The federal and state governments are struggling to keep track of payments made through Medicaid’s managed care program—which resulted in at least $14.4 billion in improper payments last year.
A new report by the Government Accountability Office said the government “did not closely examine the payments” going to managed care organizations (MOC’s), which include nursing homes, that work with state Medicaid agencies to provide services to beneficiaries.
Related: Feds Blow $100 Billion Annually on Incorrect Payments
GAO said the billions in wrong payments were made for treatments or services not covered under the program, not necessary, or billed for but never provided.
Currently about 50 million people receive benefits through managed care organizations instead of the traditional fee-for-service method where providers are paid for each service. MOC spending makes up about 27 percent of federal spending on the $430 billion-a-year program. Last year, Medicaid covered a total of 72 million Americans.
Medicaid recipients getting care through MCO’s are growing at an increasingly fast rate. As the baby boom ages in to nursing homes and other dependent care, this could become a fiscal crisis. The more the MCO system is used, the more the auditors say it will be vulnerable to fraud since “neither the federal nor state governments are “well positioned to identify improper payments” due to the “size and diversity” of program.
Related: U.S. Health Care: Worst Bang For Your Buck
They suggested that it’s likely to get worse now that 25 states have expanded their Medicaid programs under the Affordable Care Act, with several more states likely to follow suit. Under the law, states that expand Medicaid receive 100 percent reimbursement rate from the federal government for managed care organizations for the next two years.
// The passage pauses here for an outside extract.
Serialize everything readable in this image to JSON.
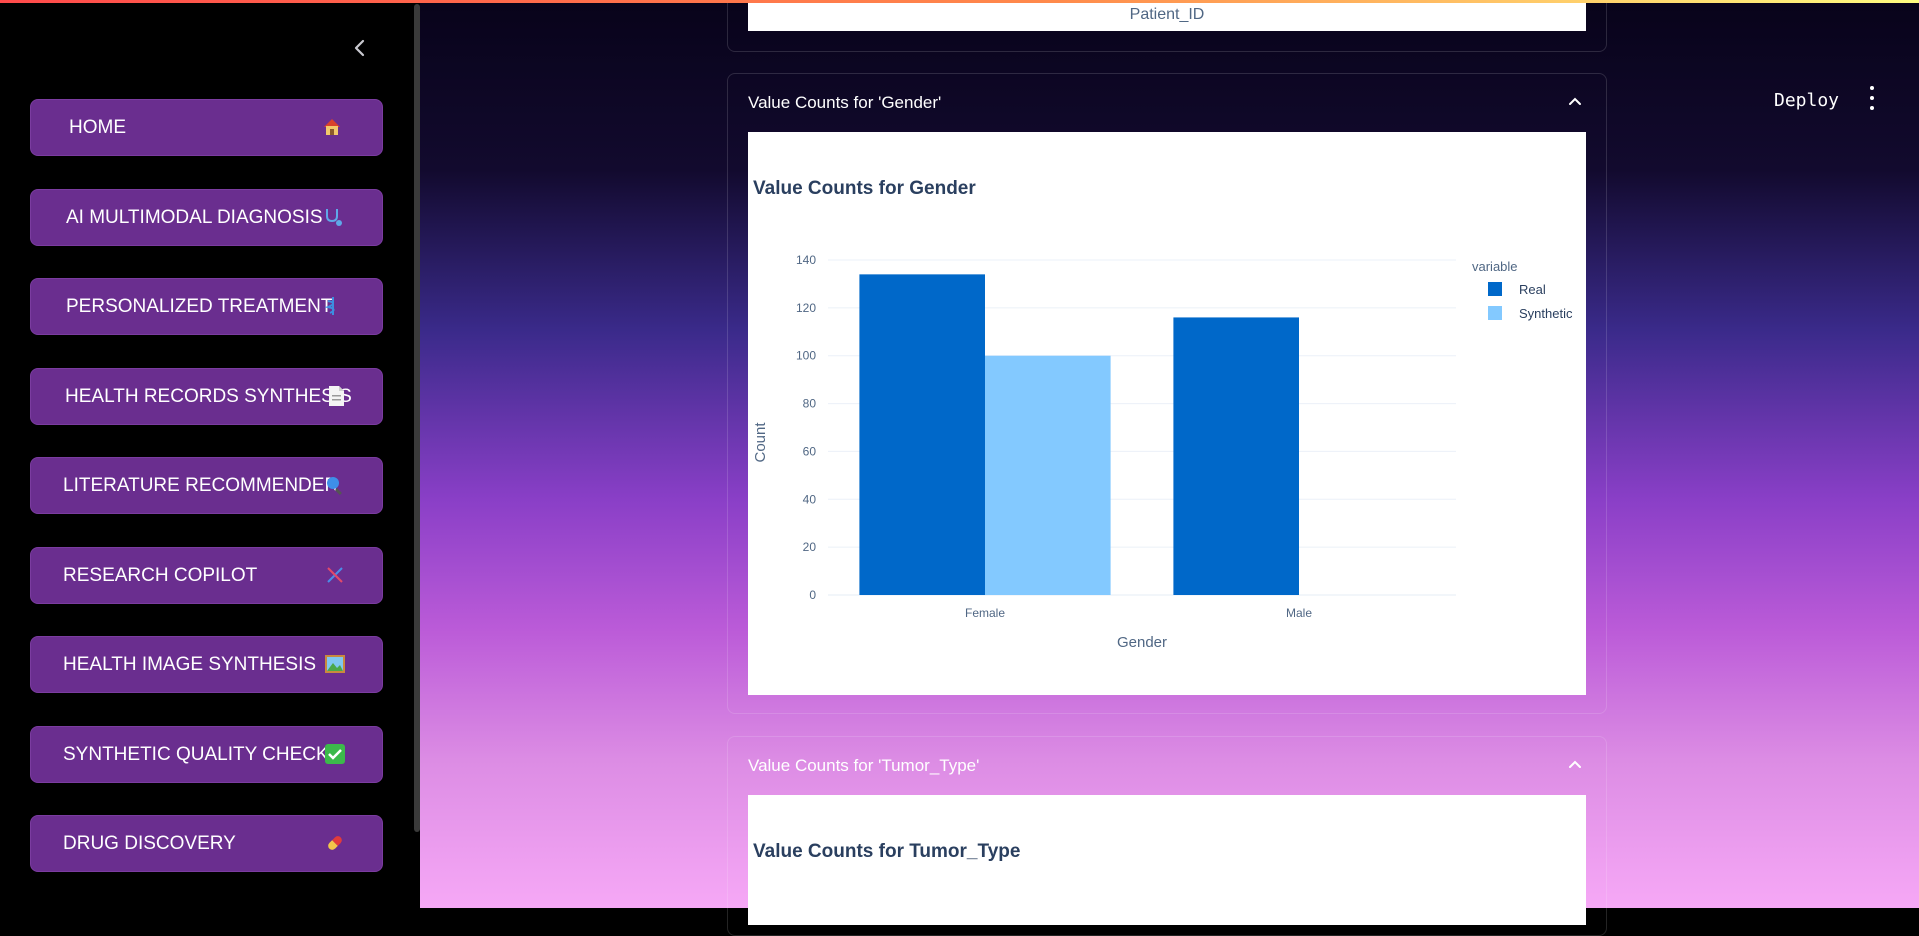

GAO said that because state and federal governments have recovered "only a small portion" of the wrongly paid money, they should ramp up their oversight of the managed care organizations or even more Medicare dollars will be “vulnerable to improper payments.”
Right now, the Centers for Medicare and Medicaid Services requires states to audit their managed care payments, however they are not required to audit the “appropriateness” of these payments.
According to the GAO, states have not begun to closely examine program integrity in Medicaid’s managed care. The auditors say they should start.
Medicaid is hardly alone in making billions in improper payments each year. In 2013, Medicare’s Private Fee-For-Service Plans overpaid $34.6 billion to billers. And a 2012 report from the Office of Management and Budget estimated that the federal government as a whole pays about $100 billion in improper payments each year.